Social Media users launched a wave of sarcasm targetting the Interior Ministry’s failure to confront terrorism, since Ajnad Misr had posted, three days earlier, a statement announcing they planted bombs around the presidential palace. The statement gave details of the exact locations of the bombs, warning civilians against being at those locations since the group’s intention, the statement said, was to target policemen. However, the Interior Ministry rebuffed the statement on the same day, announcing that the presidential palace was clear.

“There was a lack of seriousness in dealing with the statement, and even when the policemen reached the location of the bomb, three days later, they were not wearing protective clothing,” Ahmed Abdel-Halim said.

A source in the Heliopolis prosecution office said retrieved surveillance footage shows four individuals disguised as garbage collectors planting the explosive devices that went off in the vicinity of the presidential palace, according to Reuters. That footage obtained from the palace’s surveillance cameras and nearby shops showed four assailants planting the devices some time between the dawn prayers and 6 am in the garden at the intersection of Ahram and Merghani Streets, the same location mentioned in Ajnad Misr’s statement. The staff working in the surveillance camera rooms have to be qualified for their job, Abdel-Halim said: “The footage proves that the surveillance employees at the presidential palace were oblivious to the garbage collectors who left the explosives and went.” He added that the entire vicinity of ​​the presidential palace is monitored by surveillance cameras. “All the monitoring staff were transferred immediately to investigation for negligence.”

Despite popular anger over security forces’ handling of the incident and the reported desire of President Abdel-Fattah Al-Sisi to sack Interior Minister Mohamed Ibrahim, the two met on the following day at the palace. The meeting also included a number of the minister’s assistants for internal affairs, national security and general security to discuss developments in the country. Official spokesperson for the presidency Ihab Badawi said an agreement was reached during the meeting to implement a strategy to address security challenges, in order to raise awareness among security personnel and train them to use new devices and technology for investigations and collecting evidence. Al-Sisi reportedly told the minister to take all measures to secure the safety of the officers on duty, lift their spirits and direct them to treat citizens well. “He also instructed security forces to abide by human rights and consider humanitarian aspects when dealing with citizens,” Badawi added.

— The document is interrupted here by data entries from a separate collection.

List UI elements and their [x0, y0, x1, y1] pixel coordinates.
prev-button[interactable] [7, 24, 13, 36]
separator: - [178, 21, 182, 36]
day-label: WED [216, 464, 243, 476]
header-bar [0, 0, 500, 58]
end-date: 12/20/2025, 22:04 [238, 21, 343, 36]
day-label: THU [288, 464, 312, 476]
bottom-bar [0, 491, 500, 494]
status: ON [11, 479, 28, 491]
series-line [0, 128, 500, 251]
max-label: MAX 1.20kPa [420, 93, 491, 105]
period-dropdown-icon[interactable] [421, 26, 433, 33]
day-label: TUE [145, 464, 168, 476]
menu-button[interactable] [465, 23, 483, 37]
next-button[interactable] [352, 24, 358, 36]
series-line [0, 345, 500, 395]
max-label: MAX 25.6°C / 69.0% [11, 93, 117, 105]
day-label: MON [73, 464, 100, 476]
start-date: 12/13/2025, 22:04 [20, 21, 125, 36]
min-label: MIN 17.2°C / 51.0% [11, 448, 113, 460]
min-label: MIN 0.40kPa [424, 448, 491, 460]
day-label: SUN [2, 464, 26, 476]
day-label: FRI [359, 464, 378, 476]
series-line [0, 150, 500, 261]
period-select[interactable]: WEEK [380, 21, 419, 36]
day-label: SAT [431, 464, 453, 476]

Further evidence of negligence occurred late last month when there was an attempt by defendants in the second Rafah massacre case — where 25 Central Security Forces soldiers were killed on Arish-Rafah road — including Adel Habara, the main defendant, to escape while being transferred from court to Tora Prison. According to the ministry, the defendants started rioting in the prison transport van, but security forces gained control over them and they were returned to prison.

Al-Ahram Weekly found out, however, that Habara had successfully escaped on 28 June for about an hour when his van was intercepted on the Ring Road and he was caught again. Ministry of Interior investigations report that the officer suspected of colluding in Adel Habara’s failed escape attempt had ordered the officers not to put handcuffs on the defendant and to use a dilapidated Central Security van and use a weak lock on the door of the vehicle instead of a properly locked armoured vehicle, which is normal procedure. While being transferred from court to Tora Prison, the driver slowed down to take a U-turn and Habara seized the chance to remove the lock, which had been intentionally left open. Habara and the four other defendants then jumped out the vehicle without the driver noticing but Maadi residents witnessed the escape and began to cry out, “The prisoners have fled.” Security forces, accompanied by Special Operations Forces, cordoned off the ring road and intensified security for almost an hour and half until Habara was caught.